中国が台湾周辺海域への政府船舶の派遣を相次いで行い影響力拡大を図る中、台湾海巡署の巡視船と中国の公務船が海上で対峙する事態となった。
中国自然資源部は18日、同部東海局所属の調査船「向陽紅22」が16日から18日にかけて台湾東部海域で海洋環境調査を実施したと発表した。
同部は、海水中の環境DNAや藻類、クジラ類、海洋化学、水文・気象などのデータを収集したと説明し、「同海域の重要生息地の状況把握や生態系の健全性評価の基盤を整え、生物多様性保全に向けた科学的根拠を提供した」と主張した。
これに対し、台湾は海巡署の巡視船を派遣して対応した。
台湾紙・聯合報によると、台湾海巡署は、「向陽紅22」が中国・浙江省舟山市を10日に出港し、日本の宮古島東方海域を経由した後、12日から15日にかけて台湾・蘭嶼の南東海域で、与那国島南方と台湾東部の排他的経済水域(EEZ)を往来していたと明らかにした。
さらに同船は18日午後8時ごろ、台湾東部・花蓮県の東約41海里(約76キロ)の海域で確認され、同日午後11時35分には宜蘭県沖の制限水域に進入した後、北上したという。
台湾海巡署は巡視船「蘭嶼」と巡視艇「PP-10077」を派遣し、中国船を両側から挟み込むように航行して退去を促した。その結果、「向陽紅22」は19日午前4時20分ごろ制限水域の外へ出たとしている。
海巡署は「中国は最近、台湾東部海域に公務船や調査船を頻繁に派遣している」としたうえで、「継続的な監視や退去要求を通じて、中国が科学調査を名目に管轄権の既成事実化を図ることを阻止する」と強調した。
中国は近年、台湾東部海域を「近海」と位置付け、各種政府船舶の派遣を活発化させている。
東シナ海や南シナ海で中国と対立する日本とフィリピンは先月の首脳会談で、中国の海洋進出をけん制するため、軍事情報共有などを盛り込んだ共同声明を発表した。

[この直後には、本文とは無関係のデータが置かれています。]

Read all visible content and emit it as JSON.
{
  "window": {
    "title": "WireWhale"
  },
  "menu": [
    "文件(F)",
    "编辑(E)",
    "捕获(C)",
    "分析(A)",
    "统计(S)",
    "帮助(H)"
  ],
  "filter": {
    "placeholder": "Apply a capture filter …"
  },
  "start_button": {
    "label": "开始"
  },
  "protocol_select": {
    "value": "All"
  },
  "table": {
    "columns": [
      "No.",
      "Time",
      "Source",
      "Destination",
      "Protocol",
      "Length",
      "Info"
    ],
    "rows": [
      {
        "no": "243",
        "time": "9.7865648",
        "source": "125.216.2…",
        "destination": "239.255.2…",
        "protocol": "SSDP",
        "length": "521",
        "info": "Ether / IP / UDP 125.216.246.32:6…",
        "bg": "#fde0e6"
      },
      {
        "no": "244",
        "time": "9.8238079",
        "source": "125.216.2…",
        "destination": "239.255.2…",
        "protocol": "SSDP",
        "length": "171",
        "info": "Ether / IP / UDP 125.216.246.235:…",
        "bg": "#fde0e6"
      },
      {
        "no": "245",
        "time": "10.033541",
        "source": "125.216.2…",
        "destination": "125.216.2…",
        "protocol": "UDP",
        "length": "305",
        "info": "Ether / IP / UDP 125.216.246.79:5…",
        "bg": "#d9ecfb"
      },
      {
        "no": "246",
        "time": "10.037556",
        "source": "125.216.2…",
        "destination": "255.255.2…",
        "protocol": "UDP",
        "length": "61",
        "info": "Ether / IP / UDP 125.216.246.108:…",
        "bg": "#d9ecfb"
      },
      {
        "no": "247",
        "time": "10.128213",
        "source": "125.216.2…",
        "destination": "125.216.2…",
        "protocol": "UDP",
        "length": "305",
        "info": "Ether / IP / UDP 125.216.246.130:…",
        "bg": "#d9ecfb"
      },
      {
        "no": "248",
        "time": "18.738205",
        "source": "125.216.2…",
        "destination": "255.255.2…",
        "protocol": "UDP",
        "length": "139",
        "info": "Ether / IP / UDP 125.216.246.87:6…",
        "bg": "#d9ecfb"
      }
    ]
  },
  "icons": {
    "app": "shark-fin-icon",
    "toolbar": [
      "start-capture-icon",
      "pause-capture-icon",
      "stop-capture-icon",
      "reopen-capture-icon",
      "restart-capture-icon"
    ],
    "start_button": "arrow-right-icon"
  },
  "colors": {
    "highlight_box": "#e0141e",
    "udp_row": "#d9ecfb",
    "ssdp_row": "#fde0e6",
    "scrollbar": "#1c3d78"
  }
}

共同声明には、両国が排他的経済水域(EEZ)と大陸棚の海洋境界画定に向けた正式協議を開始することで合意したことも盛り込まれた。
これに対し中国は、対象海域は台湾東方海域に位置し、中国がEEZと大陸棚の権利を有すると主張。日比両国による海洋境界画定交渉は「違法かつ無効」だと反発している。
こうした動きと前後して、中国公務船の活動は一段と活発化している。
中国海警局は1日、台湾東部海域で巡視活動を実施したと発表したほか、中国交通運輸部も今月6日から10日にかけて福建省や広東省当局などと合同で、台湾東部海域において海上交通に関する特別法執行と海底調査を実施した。
また11日には、中国政府船2隻が台湾が実効支配する南シナ海の太平島(イトゥアバ島)周辺海域に進入し、台湾海巡署の船舶が出動する事態となった。
中国と台湾の海上当局による緊張も続いている。
台湾海巡署によると、18日午後には中国海警船4隻が金門周辺の禁止・制限水域に進入し、台湾側は中国船1隻に対し巡視船1隻を配置する「1対1」の体制で監視と警告を行った。その後、中国船は午後5時ごろまでに退去したという。